Lead Forensics

10 Romantic TV Adverts for Valentine’s Day

07 January 2019

It’s Valentine’s Day, which means you’re either charming your loved one with chocolates, flowers and cards, ruefully dismissing it as a nonsense day conceived by brands to shift units of chocolates, flowers and cards, or fumbling through the space in between.

Regardless of your attitudes towards this 3rd century saint and his special day, we all love a divisive top 10 list!

Warning: this collection of TV adverts may induce side-effects. Take a deep breath if you experience any of the following symptoms: swooning hearts, lumps in the throat, impromptu sobbing, sudden gag reflexes, a curled lip.


Extra Gum – The Story of Sarah and Juan

That globule of masticated gum lying in wait for your fingers on the underside of a desk? Sure, it may be revolting – a violation, even – but before you flip the table in outrage, consider the possibility that, once upon a time, this aberration may have been the centrepiece of a romance for the ages. Still furious? Don’t blame you.

Alas, Extra’s ode to life’s little moments is a ruthless heart-string tugger – one that has convinced many a singleton that mint-flavoured confectionary is a totem for love. Sarah and Juan have a lot to answer for.


Google – Parisian Love

So, apparently, there’s more to Google than searching for step-by-step instructions on how to soft boil an egg? In fact, it can even help us find love? No close-up smooching shots, slow-mo montages of couples being happy or poignant sunsets needed here – just a search bar, some determined typing, and hey presto: over-burdened tear ducts. Romance, 21st century- style.


Vodafone – The Kiss

Vodafone opted for a more traditional approach to making us feel lovelorn, going full throttle on the close-up smooching front with ‘The Kiss’. I mean, there really is a lot of kissing. Yet, by playing on our innate desire for everlasting love, the campaign manages to engrain itself firmly in the memory without triggering the gag reflex.


Match.com – Girl on the Platform

If somebody started singing an ad-libbed love song to me from the opposite platform, I would promptly walk far away, desperate for my train to pull in. But this is TV advertising, where suspended disbelief happens. So, from the safety of my sofa I can watch Match.com’s contender for most romantic ad ever and tolerate it. In a sickly kind of a way.


Axe – Susan Glenn

The high school love. We’ve all been there: that crushing panic when they simply look at you; the impossibly hot flushes when they merely breathe; and the sudden inability to form coherent words when, God forbid, they communicate with you. Kiefer Sutherland knows. He knows all too well. The rest of us nod our heads with a wistful look in our eye, brains wincing at the memory of our teenage selves.


Nescafe – Gold Blend

Attractive new neighbour knocks on the door asking for coffee. Sorry, but I don’t care how good looking you are: you aren’t having a single granule of my caffeine. Thankfully, most people aren’t me. Some may even flirt in such a situation. I’m on a tight curtain-twitching schedule, so I’ll leave you with Nescafe’s celebration of that electrifying ‘first encounter’.


Rolo – Last Rolo

You just don’t see people eating Rolos these days. With modern day confectionary behemoths like Milka and Dairy Milk hogging mouths, the cone-shaped toffee wells have been pushed to the margins – but we still have their legendary TV ads. Guided by the strapline ‘do you love somebody enough to give them your last Rolo?’ (absolutely not, is the answer,) the most enduring creative from the brand’s long-lasting campaign features a little girl relinquishing her one remaining chocolate to the object of her affection.

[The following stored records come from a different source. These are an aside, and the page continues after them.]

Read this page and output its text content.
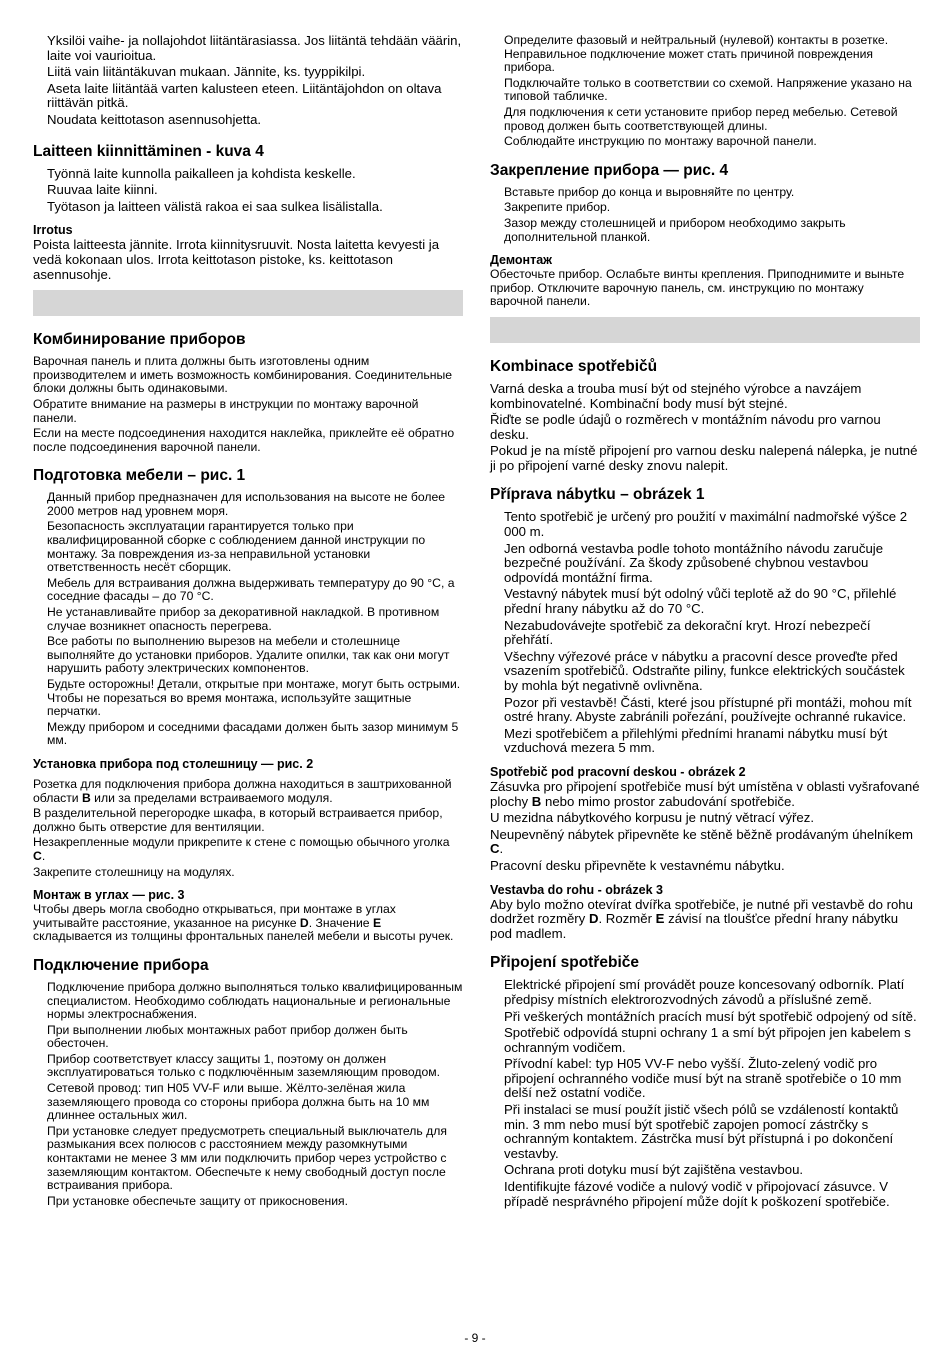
Yksilöi vaihe- ja nollajohdot liitäntärasiassa. Jos liitäntä tehdään väärin, laite voi vaurioitua.

Liitä vain liitäntäkuvan mukaan. Jännite, ks. tyyppikilpi.

Aseta laite liitäntää varten kalusteen eteen. Liitäntäjohdon on oltava riittävän pitkä.

Noudata keittotason asennusohjetta.

Laitteen kiinnittäminen - kuva 4

Työnnä laite kunnolla paikalleen ja kohdista keskelle.

Ruuvaa laite kiinni.

Työtason ja laitteen välistä rakoa ei saa sulkea lisälistalla.

Irrotus

Poista laitteesta jännite. Irrota kiinnitysruuvit. Nosta laitetta kevyesti ja vedä kokonaan ulos. Irrota keittotason pistoke, ks. keittotason asennusohje.

Комбинирование приборов

Варочная панель и плита должны быть изготовлены одним производителем и иметь возможность комбинирования. Соединительные блоки должны быть одинаковыми.

Обратите внимание на размеры в инструкции по монтажу варочной панели.

Если на месте подсоединения находится наклейка, приклейте её обратно после подсоединения варочной панели.

Подготовка мебели – рис. 1

Данный прибор предназначен для использования на высоте не более 2000 метров над уровнем моря.

Безопасность эксплуатации гарантируется только при квалифицированной сборке с соблюдением данной инструкции по монтажу. За повреждения из-за неправильной установки ответственность несёт сборщик.

Мебель для встраивания должна выдерживать температуру до 90 °C, а соседние фасады – до 70 °C.

Не устанавливайте прибор за декоративной накладкой. В противном случае возникнет опасность перегрева.

Все работы по выполнению вырезов на мебели и столешнице выполняйте до установки приборов. Удалите опилки, так как они могут нарушить работу электрических компонентов.

Будьте осторожны! Детали, открытые при монтаже, могут быть острыми. Чтобы не порезаться во время монтажа, используйте защитные перчатки.

Между прибором и соседними фасадами должен быть зазор минимум 5 мм.

Установка прибора под столешницу — рис. 2

Розетка для подключения прибора должна находиться в заштрихованной области B или за пределами встраиваемого модуля.

В разделительной перегородке шкафа, в который встраивается прибор, должно быть отверстие для вентиляции.

Незакрепленные модули прикрепите к стене с помощью обычного уголка C.

Закрепите столешницу на модулях.

Монтаж в углах — рис. 3

Чтобы дверь могла свободно открываться, при монтаже в углах учитывайте расстояние, указанное на рисунке D. Значение E складывается из толщины фронтальных панелей мебели и высоты ручек.

Подключение прибора

Подключение прибора должно выполняться только квалифицированным специалистом. Необходимо соблюдать национальные и региональные нормы электроснабжения.

При выполнении любых монтажных работ прибор должен быть обесточен.

Прибор соответствует классу защиты 1, поэтому он должен эксплуатироваться только с подключённым заземляющим проводом.

Сетевой провод: тип H05 VV-F или выше. Жёлто-зелёная жила заземляющего провода со стороны прибора должна быть на 10 мм длиннее остальных жил.

При установке следует предусмотреть специальный выключатель для размыкания всех полюсов с расстоянием между разомкнутыми контактами не менее 3 мм или подключить прибор через устройство с заземляющим контактом. Обеспечьте к нему свободный доступ после встраивания прибора.

При установке обеспечьте защиту от прикосновения.

Определите фазовый и нейтральный (нулевой) контакты в розетке. Неправильное подключение может стать причиной повреждения прибора.

Подключайте только в соответствии со схемой. Напряжение указано на типовой табличке.

Для подключения к сети установите прибор перед мебелью. Сетевой провод должен быть соответствующей длины.

Соблюдайте инструкцию по монтажу варочной панели.

Закрепление прибора — рис. 4

Вставьте прибор до конца и выровняйте по центру.

Закрепите прибор.

Зазор между столешницей и прибором необходимо закрыть дополнительной планкой.

Демонтаж

Обесточьте прибор. Ослабьте винты крепления. Приподнимите и выньте прибор. Отключите варочную панель, см. инструкцию по монтажу варочной панели.

Kombinace spotřebičů

Varná deska a trouba musí být od stejného výrobce a navzájem kombinovatelné. Kombinační body musí být stejné.

Řiďte se podle údajů o rozměrech v montážním návodu pro varnou desku.

Pokud je na místě připojení pro varnou desku nalepená nálepka, je nutné ji po připojení varné desky znovu nalepit.

Příprava nábytku – obrázek 1

Tento spotřebič je určený pro použití v maximální nadmořské výšce 2 000 m.

Jen odborná vestavba podle tohoto montážního návodu zaručuje bezpečné používání. Za škody způsobené chybnou vestavbou odpovídá montážní firma.

Vestavný nábytek musí být odolný vůči teplotě až do 90 °C, přilehlé přední hrany nábytku až do 70 °C.

Nezabudovávejte spotřebič za dekorační kryt. Hrozí nebezpečí přehřátí.

Všechny výřezové práce v nábytku a pracovní desce proveďte před vsazením spotřebičů. Odstraňte piliny, funkce elektrických součástek by mohla být negativně ovlivněna.

Pozor při vestavbě! Části, které jsou přístupné při montáži, mohou mít ostré hrany. Abyste zabránili pořezání, používejte ochranné rukavice.

Mezi spotřebičem a přilehlými předními hranami nábytku musí být vzduchová mezera 5 mm.

Spotřebič pod pracovní deskou - obrázek 2

Zásuvka pro připojení spotřebiče musí být umístěna v oblasti vyšrafované plochy B nebo mimo prostor zabudování spotřebiče.

U mezidna nábytkového korpusu je nutný větrací výřez.

Neupevněný nábytek připevněte ke stěně běžně prodávaným úhelníkem C.

Pracovní desku připevněte k vestavnému nábytku.

Vestavba do rohu - obrázek 3

Aby bylo možno otevírat dvířka spotřebiče, je nutné při vestavbě do rohu dodržet rozměry D. Rozměr E závisí na tloušťce přední hrany nábytku pod madlem.

Připojení spotřebiče

Elektrické připojení smí provádět pouze koncesovaný odborník. Platí předpisy místních elektrorozvodných závodů a příslušné země.

Při veškerých montážních pracích musí být spotřebič odpojený od sítě.

Spotřebič odpovídá stupni ochrany 1 a smí být připojen jen kabelem s ochranným vodičem.

Přívodní kabel: typ H05 VV-F nebo vyšší. Žluto-zelený vodič pro připojení ochranného vodiče musí být na straně spotřebiče o 10 mm delší než ostatní vodiče.

Při instalaci se musí použít jistič všech pólů se vzdáleností kontaktů min. 3 mm nebo musí být spotřebič zapojen pomocí zástrčky s ochranným kontaktem. Zástrčka musí být přístupná i po dokončení vestavby.

Ochrana proti dotyku musí být zajištěna vestavbou.

Identifikujte fázové vodiče a nulový vodič v připojovací zásuvce. V případě nesprávného připojení může dojít k poškození spotřebiče.

- 9 -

Its childlike innocence still makes us smile today.


De Beers – Diamonds

Diamonds. They’re right up there in the league table of expensive things to buy for somebody you love. Yet, even with the cost implications factored in, De Beers has still managed to cajole entire populations into believing that any relationship untouched by the exchange of diamonds is a farce. The brand’s famous campaign from 1993 is a prime example of TV advertising’s cultural influence.

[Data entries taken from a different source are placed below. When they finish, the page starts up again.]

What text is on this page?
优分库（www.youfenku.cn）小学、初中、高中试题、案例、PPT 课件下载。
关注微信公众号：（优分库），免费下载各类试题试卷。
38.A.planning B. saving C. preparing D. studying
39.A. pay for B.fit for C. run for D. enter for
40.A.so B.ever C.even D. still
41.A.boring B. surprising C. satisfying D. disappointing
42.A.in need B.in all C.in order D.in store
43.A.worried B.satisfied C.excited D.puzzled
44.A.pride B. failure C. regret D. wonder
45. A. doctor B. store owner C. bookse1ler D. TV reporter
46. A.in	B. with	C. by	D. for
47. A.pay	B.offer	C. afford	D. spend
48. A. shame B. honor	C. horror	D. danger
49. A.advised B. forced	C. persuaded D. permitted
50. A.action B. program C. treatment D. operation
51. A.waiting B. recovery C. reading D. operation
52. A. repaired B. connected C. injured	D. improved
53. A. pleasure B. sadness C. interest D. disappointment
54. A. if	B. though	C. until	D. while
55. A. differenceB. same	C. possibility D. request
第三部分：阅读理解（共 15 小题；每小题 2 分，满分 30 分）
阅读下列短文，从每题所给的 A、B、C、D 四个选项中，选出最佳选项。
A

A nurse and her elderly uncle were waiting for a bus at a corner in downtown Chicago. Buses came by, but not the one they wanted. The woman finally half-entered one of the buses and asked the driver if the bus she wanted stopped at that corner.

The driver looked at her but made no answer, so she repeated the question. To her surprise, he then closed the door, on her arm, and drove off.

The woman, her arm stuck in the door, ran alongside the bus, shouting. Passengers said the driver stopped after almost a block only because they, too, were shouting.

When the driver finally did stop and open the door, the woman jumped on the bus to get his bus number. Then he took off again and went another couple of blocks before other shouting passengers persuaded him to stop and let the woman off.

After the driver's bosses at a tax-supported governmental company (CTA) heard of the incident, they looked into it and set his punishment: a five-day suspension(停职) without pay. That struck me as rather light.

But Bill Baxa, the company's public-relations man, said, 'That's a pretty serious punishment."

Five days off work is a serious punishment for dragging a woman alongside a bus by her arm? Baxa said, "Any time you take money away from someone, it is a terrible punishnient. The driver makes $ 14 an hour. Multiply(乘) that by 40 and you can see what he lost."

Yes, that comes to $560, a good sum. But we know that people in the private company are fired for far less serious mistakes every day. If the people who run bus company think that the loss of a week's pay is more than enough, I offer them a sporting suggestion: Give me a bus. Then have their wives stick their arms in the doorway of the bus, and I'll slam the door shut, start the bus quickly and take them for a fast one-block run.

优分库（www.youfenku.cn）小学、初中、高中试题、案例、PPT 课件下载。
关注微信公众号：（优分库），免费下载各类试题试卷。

VisitBlackpool – J’aime la Tour

Ah, Blackpool. The town with the lowest life expectancy in England. The home of a cheek-flappingly high rollercoaster and stag dos, lots of stag dos. It also happens to have been a prime staycation destination since the Victorian ages, and still to this day carries a quintessentially British charm that makes it both the subject of national self-deprecation, and nostalgia for the good old days. VisitBlackpool leverages both to heighten the location’s appeal, with the love story at its heart just one of many that have played out along its much-loved sea front.

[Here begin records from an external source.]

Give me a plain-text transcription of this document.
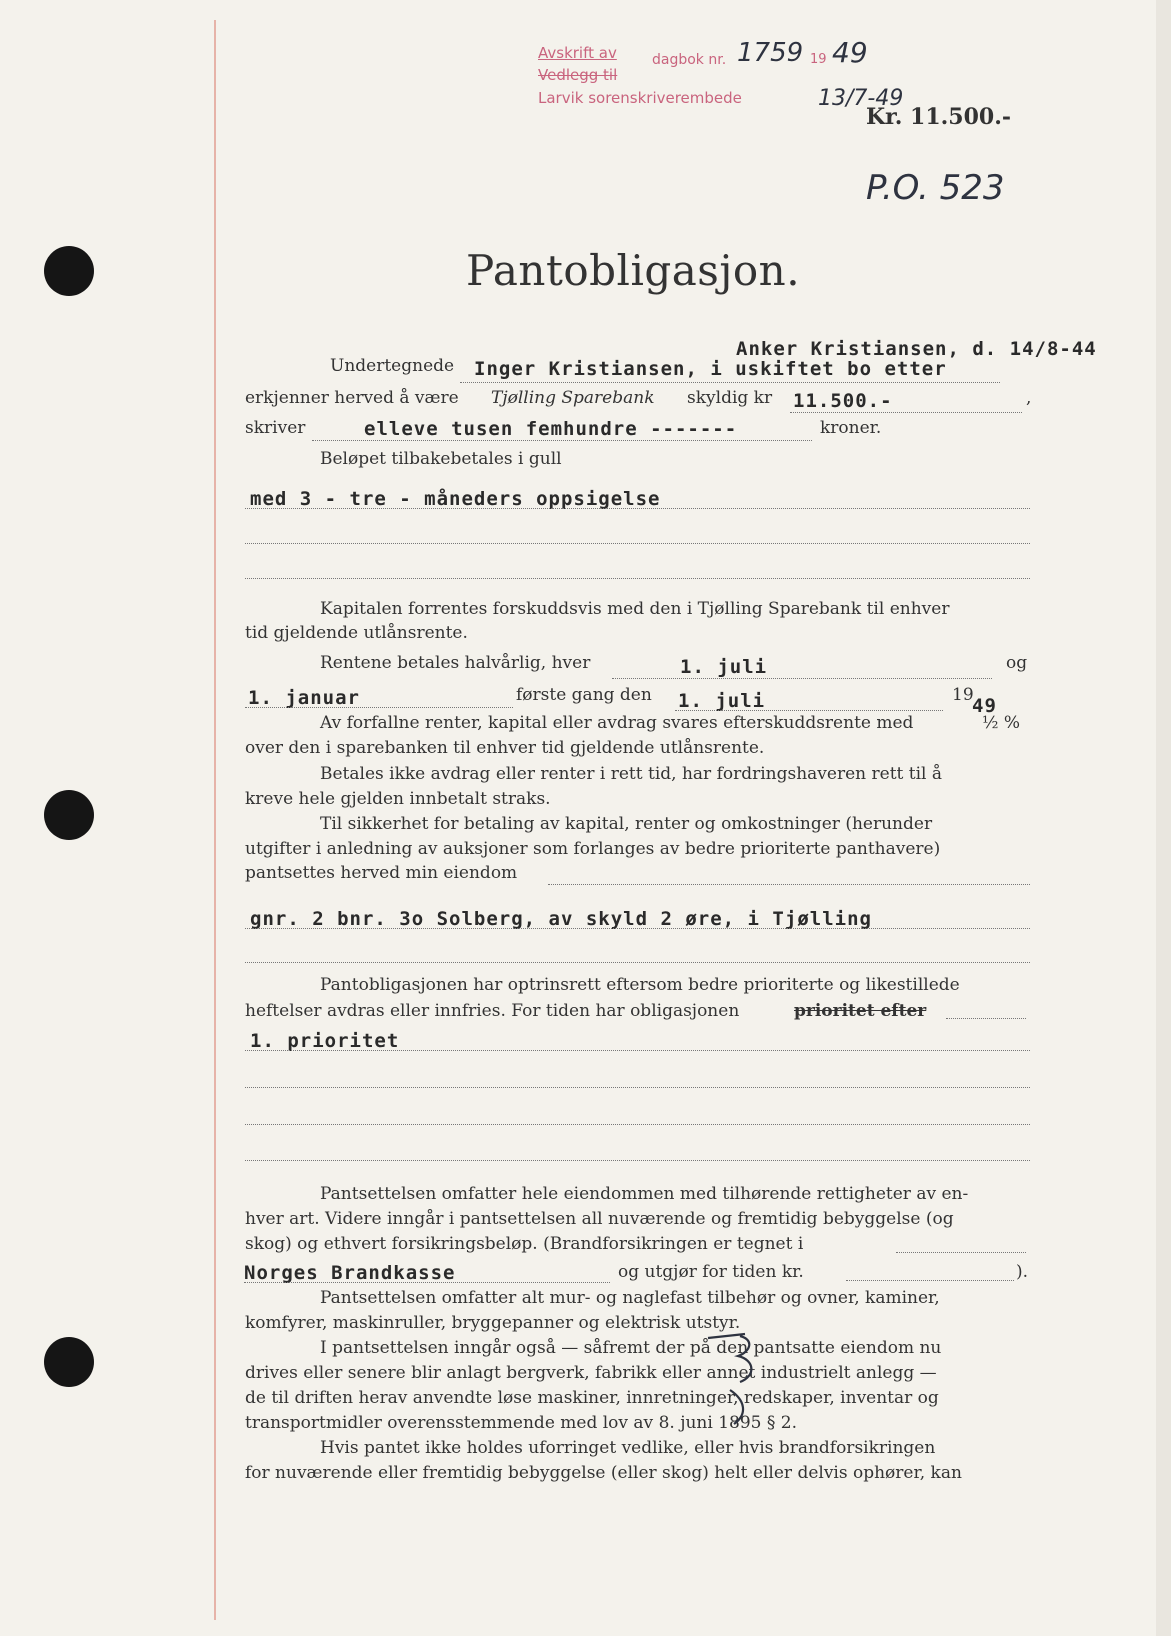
Avskrift av	dagbok nr.
Vedlegg til
Larvik sorenskriverembede
19
1759 49
13/7-49
Kr. 11.500.-
P.O. 523
Pantobligasjon.
Anker Kristiansen, d. 14/8-44
Undertegnede Inger Kristiansen, i uskiftet bo etter
erkjenner herved å være Tjølling Sparebank skyldig kr 11.500.-	,
skriver	elleve tusen femhundre -------	kroner.
Beløpet tilbakebetales i gull
med 3 - tre - måneders oppsigelse
Kapitalen forrentes forskuddsvis med den i Tjølling Sparebank til enhver
tid gjeldende utlånsrente.
Rentene betales halvårlig, hver	1. juli	og
1. januar	første gang den 1. juli	19
49
Av forfallne renter, kapital eller avdrag svares efterskuddsrente med	½ %
over den i sparebanken til enhver tid gjeldende utlånsrente.
Betales ikke avdrag eller renter i rett tid, har fordringshaveren rett til å
kreve hele gjelden innbetalt straks.
Til sikkerhet for betaling av kapital, renter og omkostninger (herunder
utgifter i anledning av auksjoner som forlanges av bedre prioriterte panthavere)
pantsettes herved min eiendom
gnr. 2 bnr. 3o Solberg, av skyld 2 øre, i Tjølling
Pantobligasjonen har optrinsrett eftersom bedre prioriterte og likestillede
heftelser avdras eller innfries. For tiden har obligasjonen	prioritet efter
1. prioritet
Pantsettelsen omfatter hele eiendommen med tilhørende rettigheter av en-
hver art. Videre inngår i pantsettelsen all nuværende og fremtidig bebyggelse (og
skog) og ethvert forsikringsbeløp. (Brandforsikringen er tegnet i
Norges Brandkasse	og utgjør for tiden kr.	).
Pantsettelsen omfatter alt mur- og naglefast tilbehør og ovner, kaminer,
komfyrer, maskinruller, bryggepanner og elektrisk utstyr.
I pantsettelsen inngår også — såfremt der på den pantsatte eiendom nu
drives eller senere blir anlagt bergverk, fabrikk eller annet industrielt anlegg —
de til driften herav anvendte løse maskiner, innretninger, redskaper, inventar og
transportmidler overensstemmende med lov av 8. juni 1895 § 2.
Hvis pantet ikke holdes uforringet vedlike, eller hvis brandforsikringen
for nuværende eller fremtidig bebyggelse (eller skog) helt eller delvis ophører, kan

Miss Dior – The New Eau de Parfum

Sassy, stylish and appropriately dramatic, Miss Dior chronicles the highs and lows of being in love with assistance from Natalie Portman. There’s lots of fighting, frolicking, driving around in cool cars and jumping off piers – the usual, run-of-the mill stuff we all do – interlaced with piercing stares into the camera, before Portman brings it all to a close with the question: “and you? What would you do for love?’ I mean, I might dip my toe in the surf?